Oleg Zaika, Gleb P Tolstykh, David B Jaffe, Mark S Shapiro
, 27, 8914-26
Purinergic P2Y receptors are one of four types of G(q/11)-coupled receptors in rat superior cervical ganglia (SCG) sympathetic neurons. In cultured SCG neurons, purinergic and bradykinin suppression of I(M) were similar in magnitude and somewhat less than that by muscarinic agonists. The effects of the P2Y receptor agonist UTP on neuronal excitability and discharge properties were studied. Under current clamp, UTP increased action potential (AP) firing in response to depolarizing current steps, depolarized the resting potential, decreased the threshold current required to fire an AP, and decreased spike-frequency adaptation. These effects were very similar to those resulting from bradykinin stimulation and not as profound as from muscarinic stimulation or full M-current blockade. We then examined the P2Y mechanism of action. Like bradykinin, but unlike muscarinic, purinergic stimulation induced rises in intracellular [Ca(2+)](i). Tests using expression of IP(3)"sponge" or IP(3) phosphatase constructs implicated IP(3) accumulation as necessary for purinergic suppression of I(M). Overexpression of wild-type or dominant-negative calmodulin (CaM) implicated Ca(2+)/CaM in the purinergic action. Both sets of results were similar to bradykinin, and opposite to muscarinic, suppression. We also examined modulation of Ca(2+) channels.
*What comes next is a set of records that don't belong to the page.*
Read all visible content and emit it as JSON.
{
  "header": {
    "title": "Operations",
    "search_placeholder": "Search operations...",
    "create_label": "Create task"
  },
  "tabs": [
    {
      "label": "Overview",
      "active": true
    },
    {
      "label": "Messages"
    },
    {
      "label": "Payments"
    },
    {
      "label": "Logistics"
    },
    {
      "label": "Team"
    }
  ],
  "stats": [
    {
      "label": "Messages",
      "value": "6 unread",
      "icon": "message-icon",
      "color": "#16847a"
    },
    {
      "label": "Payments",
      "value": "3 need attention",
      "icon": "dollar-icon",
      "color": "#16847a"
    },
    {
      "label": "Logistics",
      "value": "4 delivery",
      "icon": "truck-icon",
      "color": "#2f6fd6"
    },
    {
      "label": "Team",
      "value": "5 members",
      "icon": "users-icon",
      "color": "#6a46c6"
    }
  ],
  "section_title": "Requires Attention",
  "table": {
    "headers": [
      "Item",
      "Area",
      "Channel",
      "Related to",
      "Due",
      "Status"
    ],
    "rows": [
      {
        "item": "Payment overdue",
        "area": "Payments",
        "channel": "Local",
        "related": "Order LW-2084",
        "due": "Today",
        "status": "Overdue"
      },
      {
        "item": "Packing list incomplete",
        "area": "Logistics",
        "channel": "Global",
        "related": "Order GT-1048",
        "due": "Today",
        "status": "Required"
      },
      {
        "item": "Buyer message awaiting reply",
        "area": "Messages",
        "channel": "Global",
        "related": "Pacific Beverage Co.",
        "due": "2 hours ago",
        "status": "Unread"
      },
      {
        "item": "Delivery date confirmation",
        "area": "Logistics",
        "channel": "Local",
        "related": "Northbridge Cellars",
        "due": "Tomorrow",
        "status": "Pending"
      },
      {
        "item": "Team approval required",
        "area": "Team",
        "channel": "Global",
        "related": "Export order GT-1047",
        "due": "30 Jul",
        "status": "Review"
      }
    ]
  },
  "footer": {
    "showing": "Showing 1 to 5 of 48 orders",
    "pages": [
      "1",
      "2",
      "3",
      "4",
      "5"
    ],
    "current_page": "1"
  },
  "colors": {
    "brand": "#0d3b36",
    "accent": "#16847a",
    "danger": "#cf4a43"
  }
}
As for bradykinin, purinergic stimulation did not suppress I(Ca), unless neuronal calcium sensor-1 (NCS-1) activity was blocked by a dominant-negative NCS-1 construct. Our results indicate that P2Y receptors modulate M-type channels in SCG cells via IP(3)-mediated [Ca(2+)](i) signals in concert with CaM and not by depletion of phosphatidylinositol-4, 5-biphosphate. We group purinergic P2Y and bradykinin B(2) receptors together as having a common mode of action.